One thing you won’t want to do for sure is to try to pick individual stocks. That’s where even professional stock pickers often fail. Good money management means investing in something safe like index funds so that you’re spreading your risk over literally hundreds of different companies. Index funds such as the Vanguard S&P 500 ETF, the iShares Core S&P Small-Cap ETF and the iShares U.S. Preferred Stock ETF have low costs and while none will shoot up dramatically overnight they are all guaranteed to increase in value over the years. In fact, you could call these index funds “set it and forget it” because all you’ll need to do is keep investing in them and leave them alone until you’re ready to retire and begin cashing out.
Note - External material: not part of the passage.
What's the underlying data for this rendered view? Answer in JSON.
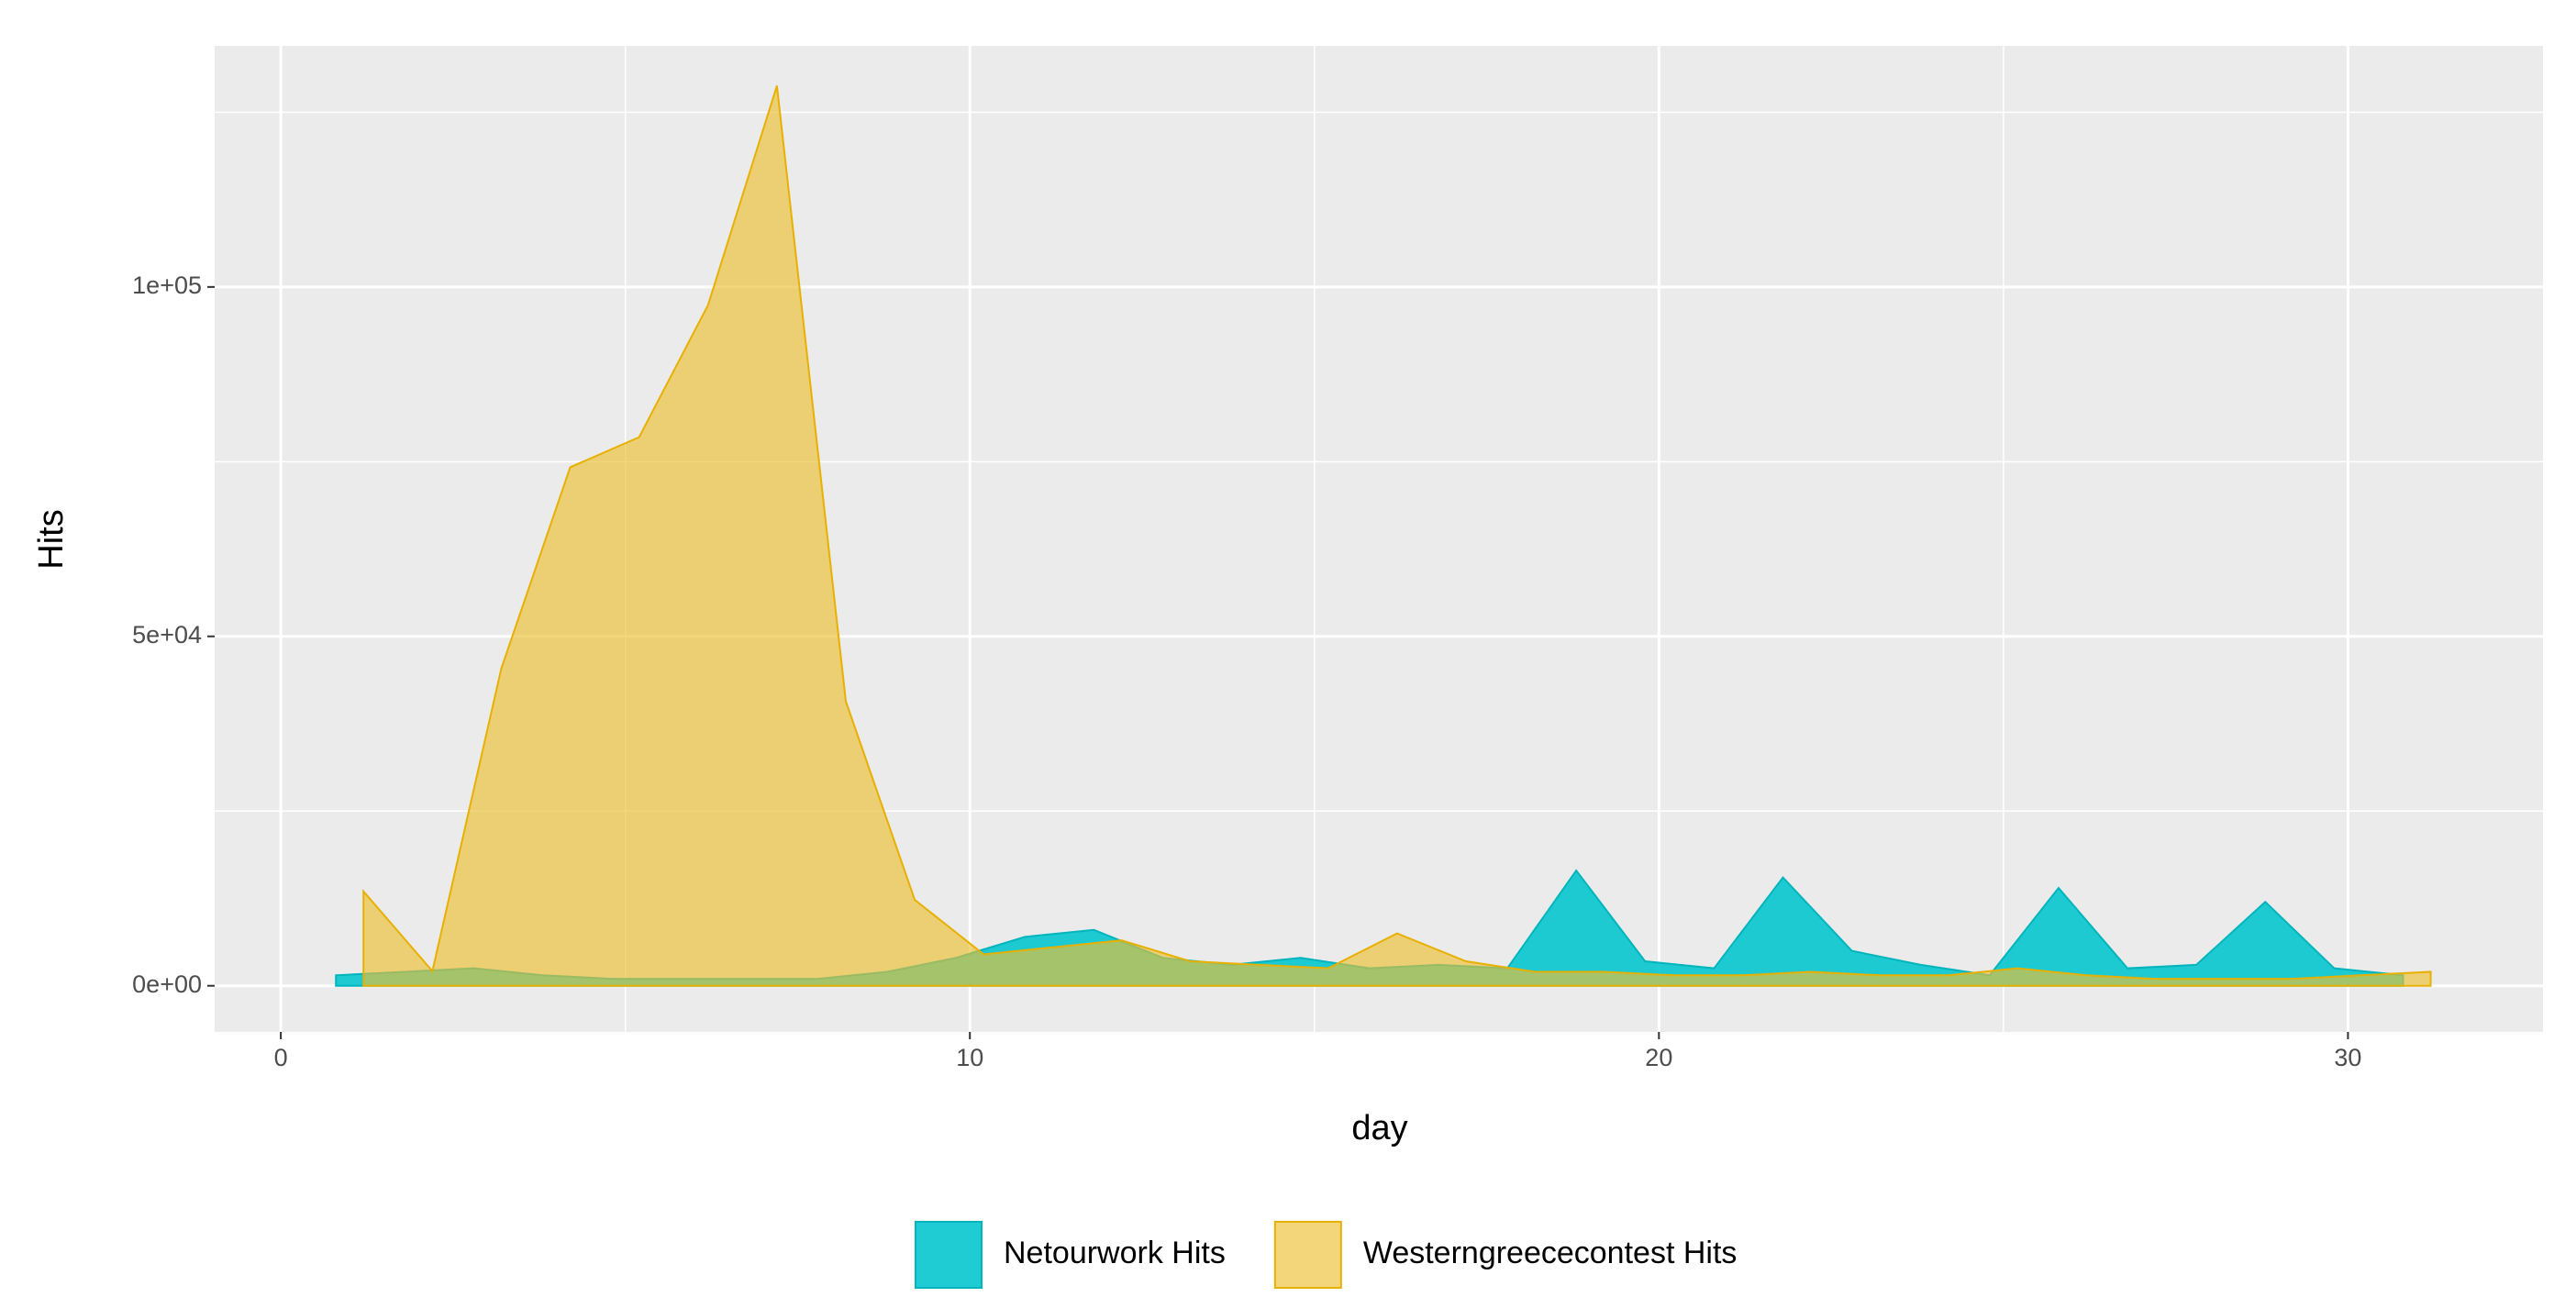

Good money management is tough
We understand that change is difficult. It’s hard to stop buying stuff or doing some of those things that make your life fun and enjoyable. But good money management means you ‘ll need to make changes in your life and take responsibility for some of those things that you’ve been ignoring like building an emergency fund. But when you tackle these challenges and succeed, you’ll not enjoy good money management, you’ll have a better and less stressful life.